I was impressed by GPT-2, to the point where I wouldn't be surprised if a future version of it could be used pivotally using existing protocols.
Consider generating half of a Turing test transcript, the other half being supplied by a human judge. If this passes, we could immediately implement an HCH of AI safety researchers solving the problem if it's within our reach at all. (Note that training the model takes much more compute than generating text.)
This might not be the first pivotal application of language models that becomes possible as they get stronger.

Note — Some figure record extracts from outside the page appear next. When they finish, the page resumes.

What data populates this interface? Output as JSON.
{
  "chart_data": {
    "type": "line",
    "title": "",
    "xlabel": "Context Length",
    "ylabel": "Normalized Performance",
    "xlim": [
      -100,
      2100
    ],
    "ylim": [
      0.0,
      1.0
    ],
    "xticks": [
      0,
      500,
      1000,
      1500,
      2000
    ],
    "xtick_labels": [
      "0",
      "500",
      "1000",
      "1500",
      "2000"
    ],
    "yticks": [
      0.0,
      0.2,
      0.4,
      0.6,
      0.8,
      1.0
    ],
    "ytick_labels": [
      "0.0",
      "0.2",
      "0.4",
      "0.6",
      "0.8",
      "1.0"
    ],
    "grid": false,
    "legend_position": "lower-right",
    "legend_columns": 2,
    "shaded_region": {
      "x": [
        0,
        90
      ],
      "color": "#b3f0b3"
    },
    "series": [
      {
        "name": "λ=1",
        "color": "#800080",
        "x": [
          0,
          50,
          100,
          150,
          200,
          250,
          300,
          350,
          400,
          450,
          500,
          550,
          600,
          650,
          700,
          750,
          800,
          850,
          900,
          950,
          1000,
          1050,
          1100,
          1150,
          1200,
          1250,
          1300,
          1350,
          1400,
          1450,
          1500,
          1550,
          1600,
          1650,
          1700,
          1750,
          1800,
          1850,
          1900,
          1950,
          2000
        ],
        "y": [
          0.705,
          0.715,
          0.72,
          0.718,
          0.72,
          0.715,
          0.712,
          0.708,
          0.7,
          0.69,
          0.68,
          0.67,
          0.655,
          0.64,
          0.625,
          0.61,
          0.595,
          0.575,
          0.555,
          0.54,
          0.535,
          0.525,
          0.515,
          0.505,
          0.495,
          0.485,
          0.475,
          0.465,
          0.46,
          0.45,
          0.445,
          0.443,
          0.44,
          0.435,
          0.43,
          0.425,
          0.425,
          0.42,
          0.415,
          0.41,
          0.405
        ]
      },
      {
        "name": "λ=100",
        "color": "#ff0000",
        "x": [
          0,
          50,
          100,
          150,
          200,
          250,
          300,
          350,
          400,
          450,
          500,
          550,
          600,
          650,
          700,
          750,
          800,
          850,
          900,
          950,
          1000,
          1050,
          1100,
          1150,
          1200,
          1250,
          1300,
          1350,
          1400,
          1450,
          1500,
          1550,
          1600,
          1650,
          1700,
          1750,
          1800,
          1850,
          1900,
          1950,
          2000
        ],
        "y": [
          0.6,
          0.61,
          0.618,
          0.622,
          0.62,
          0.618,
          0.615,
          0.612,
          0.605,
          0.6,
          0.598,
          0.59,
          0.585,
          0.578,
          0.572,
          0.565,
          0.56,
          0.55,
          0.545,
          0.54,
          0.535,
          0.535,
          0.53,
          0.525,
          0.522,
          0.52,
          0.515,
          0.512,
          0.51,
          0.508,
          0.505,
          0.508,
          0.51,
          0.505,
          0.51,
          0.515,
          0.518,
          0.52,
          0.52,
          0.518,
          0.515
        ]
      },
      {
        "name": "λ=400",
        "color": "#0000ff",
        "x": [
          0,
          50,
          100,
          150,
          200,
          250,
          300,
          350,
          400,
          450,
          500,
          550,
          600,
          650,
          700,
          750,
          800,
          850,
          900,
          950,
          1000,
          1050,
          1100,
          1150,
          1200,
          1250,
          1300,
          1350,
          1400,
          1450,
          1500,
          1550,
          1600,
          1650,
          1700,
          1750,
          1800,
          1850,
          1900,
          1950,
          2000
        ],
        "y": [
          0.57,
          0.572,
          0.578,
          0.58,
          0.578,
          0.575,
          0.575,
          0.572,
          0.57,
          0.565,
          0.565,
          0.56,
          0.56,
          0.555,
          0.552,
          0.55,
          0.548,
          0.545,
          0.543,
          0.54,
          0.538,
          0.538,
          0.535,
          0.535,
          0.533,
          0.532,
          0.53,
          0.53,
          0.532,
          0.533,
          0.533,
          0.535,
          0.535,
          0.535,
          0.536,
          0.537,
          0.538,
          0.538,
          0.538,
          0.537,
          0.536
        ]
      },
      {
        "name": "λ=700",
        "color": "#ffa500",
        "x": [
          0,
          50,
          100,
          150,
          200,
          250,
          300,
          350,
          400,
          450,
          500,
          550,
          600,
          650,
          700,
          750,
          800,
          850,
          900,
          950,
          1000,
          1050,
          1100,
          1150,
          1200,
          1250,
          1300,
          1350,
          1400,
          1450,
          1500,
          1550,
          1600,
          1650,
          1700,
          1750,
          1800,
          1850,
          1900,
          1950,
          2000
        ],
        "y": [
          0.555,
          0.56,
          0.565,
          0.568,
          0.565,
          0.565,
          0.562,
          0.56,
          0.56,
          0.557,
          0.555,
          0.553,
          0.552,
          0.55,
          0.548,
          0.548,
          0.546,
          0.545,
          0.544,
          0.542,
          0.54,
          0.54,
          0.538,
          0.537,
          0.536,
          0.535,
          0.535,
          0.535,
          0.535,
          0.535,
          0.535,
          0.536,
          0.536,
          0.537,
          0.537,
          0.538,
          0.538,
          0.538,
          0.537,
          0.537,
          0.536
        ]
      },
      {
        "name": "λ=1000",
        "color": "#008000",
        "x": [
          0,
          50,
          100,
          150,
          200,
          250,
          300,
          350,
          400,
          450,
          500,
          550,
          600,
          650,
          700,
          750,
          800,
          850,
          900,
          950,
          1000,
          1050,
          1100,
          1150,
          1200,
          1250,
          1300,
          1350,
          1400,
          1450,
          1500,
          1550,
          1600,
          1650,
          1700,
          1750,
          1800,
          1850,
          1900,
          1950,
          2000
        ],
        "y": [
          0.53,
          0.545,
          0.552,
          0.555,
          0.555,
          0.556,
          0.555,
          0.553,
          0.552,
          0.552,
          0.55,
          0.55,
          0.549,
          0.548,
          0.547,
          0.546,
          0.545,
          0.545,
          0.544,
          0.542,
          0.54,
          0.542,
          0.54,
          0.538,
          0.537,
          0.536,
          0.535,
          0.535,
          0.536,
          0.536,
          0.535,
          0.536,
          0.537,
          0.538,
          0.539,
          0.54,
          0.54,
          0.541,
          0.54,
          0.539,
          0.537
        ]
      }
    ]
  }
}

It's a source of superintelligence that doesn't automatically run into utility maximizers. It sure doesn't look like AI services, lumpy or no.
Not exactly. The best way to minimize the L2 norm of the loss function over the training data is to simply copy the training data to the weights (if there are enough weights) and use some trivial look-up procedure during inference. To get models that are also useful for inputs that are not from the training data, you probably need to use some form of regularization (or use a model that implicitly carries it out), e.g. add to the objective function being minimized the L2 norm of the weights. Regularization is a way to implement Occam's razor in machine learning.
Suppose that due to the regularization, the training results in a system with the goal system: "minimize the expected value of the loss function at the end of the current inference".
(when the concept of probability, which is required to define expectation, corresponds to how humans interpret the word "probability" in a decision-relevant context)
For such a goal system, the malign-output scenario above seems possible (for a sufficiently capable system).